Trinta minutos depois, meu nome estava em perfis de fofoca e sites renomados, o que me chocou ainda mais — dizia que a “blogueira” Karina Milanesi e seu marido estavam espalhando a COVID. Enfrentei um dos piores dias porque nem sequer tive espaço para provar que não estava sendo negligente a esse ponto; imediatamente, pessoas que não me conheciam estavam desejando coisas terríveis para mim, como a morte para mim e minha família.
Mas, ao mesmo tempo, percebi que as pessoas que me seguiam e me apoiavam regularmente estavam indignadas com essa tentativa de "cultura do cancelamento", porque me acompanhavam e sabiam exatamente o que estava acontecendo. Isso me fez pensar sobre o que realmente importa! Ser autêntico também te aproxima de pessoas autênticas, e mesmo que a internet não ofereça um filtro humano, o que você emite é o que você recebe de volta.
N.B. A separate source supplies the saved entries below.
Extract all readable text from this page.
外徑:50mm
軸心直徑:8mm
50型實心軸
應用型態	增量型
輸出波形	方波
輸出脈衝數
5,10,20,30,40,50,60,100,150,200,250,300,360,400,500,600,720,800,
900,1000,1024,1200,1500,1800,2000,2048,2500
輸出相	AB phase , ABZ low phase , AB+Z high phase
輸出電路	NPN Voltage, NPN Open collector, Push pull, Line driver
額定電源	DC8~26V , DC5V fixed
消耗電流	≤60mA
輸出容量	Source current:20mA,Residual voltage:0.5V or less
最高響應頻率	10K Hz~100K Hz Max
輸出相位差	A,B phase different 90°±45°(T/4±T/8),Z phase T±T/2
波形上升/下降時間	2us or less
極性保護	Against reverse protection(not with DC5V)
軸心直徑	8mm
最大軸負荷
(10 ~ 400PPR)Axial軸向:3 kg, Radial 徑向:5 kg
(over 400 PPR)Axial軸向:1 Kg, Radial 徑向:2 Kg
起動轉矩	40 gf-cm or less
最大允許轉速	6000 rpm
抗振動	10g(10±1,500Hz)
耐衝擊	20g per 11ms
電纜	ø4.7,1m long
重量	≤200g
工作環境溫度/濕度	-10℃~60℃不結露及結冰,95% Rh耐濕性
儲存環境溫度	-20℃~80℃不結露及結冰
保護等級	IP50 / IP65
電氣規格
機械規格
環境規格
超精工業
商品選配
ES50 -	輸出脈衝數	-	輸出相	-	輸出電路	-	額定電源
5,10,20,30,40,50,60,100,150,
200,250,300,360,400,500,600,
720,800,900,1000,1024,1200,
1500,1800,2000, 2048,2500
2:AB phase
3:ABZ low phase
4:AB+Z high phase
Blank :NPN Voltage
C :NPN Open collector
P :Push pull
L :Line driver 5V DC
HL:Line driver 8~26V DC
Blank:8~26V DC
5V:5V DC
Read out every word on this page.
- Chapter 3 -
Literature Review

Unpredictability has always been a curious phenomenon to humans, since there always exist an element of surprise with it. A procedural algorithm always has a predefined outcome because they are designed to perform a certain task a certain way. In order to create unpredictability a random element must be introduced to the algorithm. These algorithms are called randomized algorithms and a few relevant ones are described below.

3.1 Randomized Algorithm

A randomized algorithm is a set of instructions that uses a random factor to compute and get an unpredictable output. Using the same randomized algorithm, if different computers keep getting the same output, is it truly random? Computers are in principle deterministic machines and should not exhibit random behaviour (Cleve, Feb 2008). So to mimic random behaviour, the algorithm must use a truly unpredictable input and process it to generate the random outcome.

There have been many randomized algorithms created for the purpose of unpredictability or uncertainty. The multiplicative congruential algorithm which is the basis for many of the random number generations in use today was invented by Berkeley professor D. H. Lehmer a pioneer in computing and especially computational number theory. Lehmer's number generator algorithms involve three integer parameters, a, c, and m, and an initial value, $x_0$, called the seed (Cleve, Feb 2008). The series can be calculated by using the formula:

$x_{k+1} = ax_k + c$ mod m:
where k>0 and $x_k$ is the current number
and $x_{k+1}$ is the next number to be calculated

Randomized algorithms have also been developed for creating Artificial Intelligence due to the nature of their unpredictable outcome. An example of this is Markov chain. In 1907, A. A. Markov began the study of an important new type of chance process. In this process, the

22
Eu poderia, de fato, ter me enganado naquela situação, mas não foi o caso; entendendo que este é o seu ambiente de trabalho e que sim, você é responsável pela forma como age — especialmente porque influencia as pessoas — de certa forma, você percebe que, como em qualquer trabalho, responsabilidade e profissionalismo são necessários. Independentemente da sua área, sempre haverá pessoas que te elevam ou tentam te derrubar, que estendem a mão ou te chutam, mas quando há propósito, há aprendizado, evolução e, acima de tudo, mais incentivo para não desistir. Todas as áreas têm pontos positivos e negativos; o julgamento constante certamente é um ponto negativo no universo digital, mas não é motivo para nos paralisar — ou pelo menos não deveria ser, certo?
LM: Qual a diferença entre o seu conteúdo atual e o de 10 anos atrás?
KM: Tudo. Se você olhar para o seu primeiro conteúdo e não pensar: "Nossa, como eu evoluí!", algo está errado. A evolução precisa acontecer e, especialmente no âmbito digital, é extremamente bem-vinda. No meu caso pessoal, vejo evolução tecnológica, amadurecimento do gosto e do estilo, e diversidade na produção.